Nel complesso panorama normativo che regola gli scambi internazionali, in specie riguardo il profilo del valore in dogana degli accordi di trasfert pricing, interviene la Corte di Giustizia dell’Unione Europea CGUE, con sentenza del 20 dicembre 2017, C-529/16 , su rinvio per domanda del Tribunale Tributario di Monaco, con pronuncia pregiudiziale.
La CGUE garantisce infatti che il diritto dell’Unione Europea venga interpretato ed applicato nello stesso modo in ogni Paese Membro, a garanzia che Paesi ed istituzioni europee rispettino la normativa, e che i tribunali dei diversi Paesi non diano interpretazioni differenti.
Il preliminary ruling della Corte di Giustizia
I fatti
Una società tedesca, filiale di gruppo giapponese che distribuisce dispositivi, sistemi e accessori optoelettronici, acquista dalla controllante nipponica merci importate per le quali sono stati fatturati dalla stessa i prezzi praticati all’interno del gruppo.
Vige un accordo preventivo di trasferimento tra tale gruppo di società e le autorità fiscali tedesche, in base al quale la somma degli importi fatturati alla società tedesca da parte della controllante è periodicamente verificata e, se del caso, corretta, per garantire la conformità dei prezzi di vendita al criterio della piena concorrenza previsto dalla linee guida OCSE, orientamenti sui prezzi di trasferimento per le imprese multinazionali e le amministrazioni fiscali.
Il criterio utilizzato nel caso di specie è quello della «ripartizione degli utili residui», conforme agli orientamenti OCSE.
Tra il 2009 e il 2010 vengono importati i prodotti di oltre 1000 spedizioni della controllante, dichiarando quale valore in dogana il prezzo fatturato alla società tedesca.
In seguito all’adeguamento dei prezzi di trasferimento operato ex post, l’azienda tedesca chiede il rimborso dei dazi doganali per le merci importate, per euro 42.942,14.
L’Ufficio doganale principale di Monaco rifiuta di procedere al rimborso, la società impugna tal decisione dinnanzi al Tribunale tributario di Monaco.

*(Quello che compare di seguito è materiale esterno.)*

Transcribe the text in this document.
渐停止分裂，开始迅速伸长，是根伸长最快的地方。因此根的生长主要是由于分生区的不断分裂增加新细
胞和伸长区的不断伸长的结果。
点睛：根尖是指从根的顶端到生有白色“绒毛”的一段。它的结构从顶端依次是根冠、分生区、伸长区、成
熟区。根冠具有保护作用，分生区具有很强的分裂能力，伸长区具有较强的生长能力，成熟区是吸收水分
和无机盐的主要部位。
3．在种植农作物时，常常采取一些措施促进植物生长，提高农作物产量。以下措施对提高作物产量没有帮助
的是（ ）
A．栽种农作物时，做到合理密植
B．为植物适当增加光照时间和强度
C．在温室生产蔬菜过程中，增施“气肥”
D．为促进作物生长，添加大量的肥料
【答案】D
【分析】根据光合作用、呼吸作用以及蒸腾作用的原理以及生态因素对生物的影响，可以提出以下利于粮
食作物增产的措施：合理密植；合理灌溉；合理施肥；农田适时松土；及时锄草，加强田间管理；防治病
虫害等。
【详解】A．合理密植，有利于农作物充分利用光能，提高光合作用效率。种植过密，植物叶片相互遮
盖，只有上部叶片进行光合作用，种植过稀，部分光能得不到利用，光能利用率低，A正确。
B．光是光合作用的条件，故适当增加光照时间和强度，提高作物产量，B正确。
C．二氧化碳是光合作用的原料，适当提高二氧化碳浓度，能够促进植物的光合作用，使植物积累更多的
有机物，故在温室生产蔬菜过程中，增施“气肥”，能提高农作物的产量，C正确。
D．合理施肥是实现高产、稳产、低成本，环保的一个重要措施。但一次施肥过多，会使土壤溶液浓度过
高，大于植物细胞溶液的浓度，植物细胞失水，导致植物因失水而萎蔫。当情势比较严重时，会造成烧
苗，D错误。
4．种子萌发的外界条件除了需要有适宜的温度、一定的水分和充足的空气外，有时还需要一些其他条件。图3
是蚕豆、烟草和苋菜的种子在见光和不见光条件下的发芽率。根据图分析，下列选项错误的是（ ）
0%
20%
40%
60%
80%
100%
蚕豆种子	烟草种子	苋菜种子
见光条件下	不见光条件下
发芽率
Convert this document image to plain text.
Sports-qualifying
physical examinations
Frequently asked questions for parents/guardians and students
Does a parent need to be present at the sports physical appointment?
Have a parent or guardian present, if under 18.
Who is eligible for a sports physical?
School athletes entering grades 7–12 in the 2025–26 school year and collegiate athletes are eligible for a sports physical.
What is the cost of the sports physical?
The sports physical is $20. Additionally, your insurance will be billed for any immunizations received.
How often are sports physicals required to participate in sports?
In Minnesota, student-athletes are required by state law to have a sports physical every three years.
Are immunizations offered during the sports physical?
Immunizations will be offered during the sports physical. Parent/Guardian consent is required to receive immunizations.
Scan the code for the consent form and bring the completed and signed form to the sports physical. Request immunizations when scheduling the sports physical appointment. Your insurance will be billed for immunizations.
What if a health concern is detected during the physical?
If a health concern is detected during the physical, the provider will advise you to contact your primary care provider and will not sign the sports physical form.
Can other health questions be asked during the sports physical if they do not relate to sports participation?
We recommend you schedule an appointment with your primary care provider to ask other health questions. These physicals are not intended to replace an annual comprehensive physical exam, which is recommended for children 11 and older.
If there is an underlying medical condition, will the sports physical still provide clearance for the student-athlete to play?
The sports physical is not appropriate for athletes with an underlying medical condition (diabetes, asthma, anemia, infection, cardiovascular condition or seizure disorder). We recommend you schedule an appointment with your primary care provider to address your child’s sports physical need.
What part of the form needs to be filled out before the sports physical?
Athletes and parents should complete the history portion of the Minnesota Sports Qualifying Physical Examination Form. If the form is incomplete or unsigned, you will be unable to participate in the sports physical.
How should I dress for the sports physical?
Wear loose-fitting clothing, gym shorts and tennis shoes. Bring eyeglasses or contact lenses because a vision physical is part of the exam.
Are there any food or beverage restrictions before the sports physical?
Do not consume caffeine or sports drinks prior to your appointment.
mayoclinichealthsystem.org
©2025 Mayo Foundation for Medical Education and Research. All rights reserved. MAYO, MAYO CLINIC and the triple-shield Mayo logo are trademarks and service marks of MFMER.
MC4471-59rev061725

Il Giudice sospende il giudizio e pone alla CGUE due questioni:
– se gli art. 28 e seguenti del codice doganale, Reg. (CEE) n. 2913/92, consentano di indicare come valore in dogana, con l’applicazione del criterio di ripartizione degli utili, un prezzo di trasferimento concordato costituito da un importo inizialmente fatturato e dichiarato, e da un adeguamento forfettario compiuto dopo la fine del periodo di fatturazione, e in caso positivo
– se le rettifiche successive (alle operazioni doganali) nel prezzo possano essere fatte valere anche per una rideterminazione del valore in dogana.
Le considerazioni della CGUE
Nella soluzione della prima questione la Corte osserva che, secondo giurisprudenza costante, il diritto dell’Unione in materia di valutazione doganale mira a stabilire un sistema equo, uniforme e neutro che escluda l’impiego di valori in dogana arbitrari o fittizi. Il valore in dogana deve dunque riflettere il valore economico reale di una merce importata e tener conto di tutti gli elementi di tale merce che presentano un valore economico.
Esso è costituito dal valore di transazione, ossia dal prezzo effettivamente pagato o da pagare per le merci quando siano vendute per l’esportazione a destinazione del territorio doganale dell’Unione, fatte salve, tuttavia, le rettifiche da effettuare conformemente al codice doganale. Dunque, in via prioritaria, vale il metodo cosiddetto «del valore di transazione», conformemente all’art. 29 del codice doganale. Solo qualora il prezzo effettivamente pagato o da pagare per i beni venduti per l’esportazione non possa essere così determinato, si può ricorrere ai metodi alternativi previsti in sequenza dal codice.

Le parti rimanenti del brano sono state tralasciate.